Toni Morrison – a renowned storyteller and novelist – stated that “It’s important, therefore, to know who the real enemy is, and to know the function, the very serious function of racism, which is distraction. It keeps you from doing your work. It keeps you explaining over and over again, your reason for being.” Morrison stated the following during theHumanist Viewsegment in theBlack Studies Center public dialogue(part two) in 1975.

Although, one could recognize that black womanhood exists outside of comparison to whiteness, I believe there are circumstances where one notices a difference in the conversation surrounding womanhood. With my constant use of social media, I find it interesting to see quotes of prominent black feminist and womanist scholars. On one hand, I am pleased viewing a plethora of affirmations and history not being swallowed by the one-size-fits-all approach in some feminist spaces.
While we unpack theory gifted to us from our ancestors, predecessors, and current activists, there needs to be an investment on how much we understand at one time. Even if we understand some aspects and some we do not – this shouldn’t stop us from pursuing upward mobility. Do I surpass my ancestor’s wildest dreams or do I wield them together forging a space where women outline definitions for themselves? The call for strength and the call for survival embed themselves in how we carry ourselves on to do our work.

We come together in the vertebrae of Audre Lorde, Toni Morrison, Zora Neale Hurston, bell hooks, Patricia Hill Collins, and so many other names we can share amongst each other. I can encourage you to visit ‘The Free Black Womens Library’ on Instagram curated by Nigerian-American Director Ola Ronke Akinmowo. The page teems with hundreds and hundreds of books shared by some of the writers I mentioned here and a surplus of others as well. These book exchanges encourage access to knowledge related to radical black women – written by black women. You can view the Instagram profile at @thefreeblackwomenslibrary.

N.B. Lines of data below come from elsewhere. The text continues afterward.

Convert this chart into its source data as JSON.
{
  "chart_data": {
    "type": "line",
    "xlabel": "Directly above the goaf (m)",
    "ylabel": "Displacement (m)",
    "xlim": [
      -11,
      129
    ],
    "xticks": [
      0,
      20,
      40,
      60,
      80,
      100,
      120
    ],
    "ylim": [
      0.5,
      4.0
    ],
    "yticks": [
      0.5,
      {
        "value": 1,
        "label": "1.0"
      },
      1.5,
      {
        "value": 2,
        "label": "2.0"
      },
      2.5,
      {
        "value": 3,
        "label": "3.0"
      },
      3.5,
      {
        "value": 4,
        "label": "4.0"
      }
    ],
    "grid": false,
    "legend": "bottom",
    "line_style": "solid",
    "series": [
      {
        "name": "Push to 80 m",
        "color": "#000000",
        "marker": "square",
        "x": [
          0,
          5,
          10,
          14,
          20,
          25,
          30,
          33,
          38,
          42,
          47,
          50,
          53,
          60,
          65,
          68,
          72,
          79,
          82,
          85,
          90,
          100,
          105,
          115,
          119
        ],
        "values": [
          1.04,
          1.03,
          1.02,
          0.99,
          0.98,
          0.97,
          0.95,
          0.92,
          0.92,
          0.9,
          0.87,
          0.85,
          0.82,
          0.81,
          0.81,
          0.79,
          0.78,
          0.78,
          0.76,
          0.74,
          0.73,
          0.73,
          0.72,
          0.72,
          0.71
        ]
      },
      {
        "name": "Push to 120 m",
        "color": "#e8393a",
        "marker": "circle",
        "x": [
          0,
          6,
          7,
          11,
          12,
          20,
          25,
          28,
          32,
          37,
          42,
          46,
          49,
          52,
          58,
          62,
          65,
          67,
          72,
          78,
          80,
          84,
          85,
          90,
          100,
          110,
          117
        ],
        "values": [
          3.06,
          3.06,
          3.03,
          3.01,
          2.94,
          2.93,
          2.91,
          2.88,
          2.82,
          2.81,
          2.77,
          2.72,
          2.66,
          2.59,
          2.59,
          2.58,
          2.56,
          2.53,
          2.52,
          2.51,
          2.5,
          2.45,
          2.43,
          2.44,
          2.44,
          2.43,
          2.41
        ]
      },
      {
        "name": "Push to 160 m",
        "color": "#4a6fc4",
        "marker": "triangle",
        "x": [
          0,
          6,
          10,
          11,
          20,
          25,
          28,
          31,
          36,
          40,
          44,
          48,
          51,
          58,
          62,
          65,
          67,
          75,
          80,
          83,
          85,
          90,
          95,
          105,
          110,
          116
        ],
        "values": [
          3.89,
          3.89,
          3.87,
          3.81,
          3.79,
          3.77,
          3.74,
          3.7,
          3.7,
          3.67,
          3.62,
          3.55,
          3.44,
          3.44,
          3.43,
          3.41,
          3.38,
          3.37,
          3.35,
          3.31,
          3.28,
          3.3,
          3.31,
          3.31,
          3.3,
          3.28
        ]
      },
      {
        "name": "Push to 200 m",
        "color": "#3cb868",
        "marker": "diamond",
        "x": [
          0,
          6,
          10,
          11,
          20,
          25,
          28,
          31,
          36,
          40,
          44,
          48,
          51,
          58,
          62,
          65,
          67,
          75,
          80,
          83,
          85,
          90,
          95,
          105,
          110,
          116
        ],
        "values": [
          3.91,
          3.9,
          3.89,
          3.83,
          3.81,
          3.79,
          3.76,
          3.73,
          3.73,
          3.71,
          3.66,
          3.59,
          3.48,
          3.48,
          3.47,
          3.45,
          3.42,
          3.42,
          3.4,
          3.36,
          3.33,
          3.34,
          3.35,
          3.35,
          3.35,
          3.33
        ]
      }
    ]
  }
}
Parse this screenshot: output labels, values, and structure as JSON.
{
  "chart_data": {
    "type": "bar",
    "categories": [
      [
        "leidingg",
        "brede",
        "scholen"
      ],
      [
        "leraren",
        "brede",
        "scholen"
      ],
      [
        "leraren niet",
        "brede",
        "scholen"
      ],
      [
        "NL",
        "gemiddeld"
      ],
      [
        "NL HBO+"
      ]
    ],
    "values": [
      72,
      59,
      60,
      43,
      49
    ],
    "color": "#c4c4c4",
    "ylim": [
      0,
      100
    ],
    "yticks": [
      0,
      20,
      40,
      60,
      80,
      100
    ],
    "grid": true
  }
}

In addition, we relinquish ourselves to songstresses who weave social justice within their careers such as; Aretha Franklin, Salt-n-Pepa, Beyonce, Queen Latifah, Solange, and Janet Jackson. Their lyrics, their interview soundbytes, and their willingness to show up again and again for their dream can help sustain us. Academia and culture serve as the bedrock of what unites sistas through the centuries. Yes, it may vary on how the impact reaches its audience but it will always find a way.

I savor over the intentionality to engage blackness fully. No one can teach a black woman on what it means to be a black woman. We must learn these intricacies in communion and struggle with those who mirror us. As February folds into March, black history month chugs as the steam engine moving all year.

How many names do we not know whose lives can teach us the power within ourselves? How many names can we discover who uplifted those who were left behind in ‘the struggle’? What opportunities are there to pay homage and to support those doing the work for a fortified community? Whenever her and/or their name surfaces again like so many others, I reach into my own vertebrae and breathe black womanhood with you.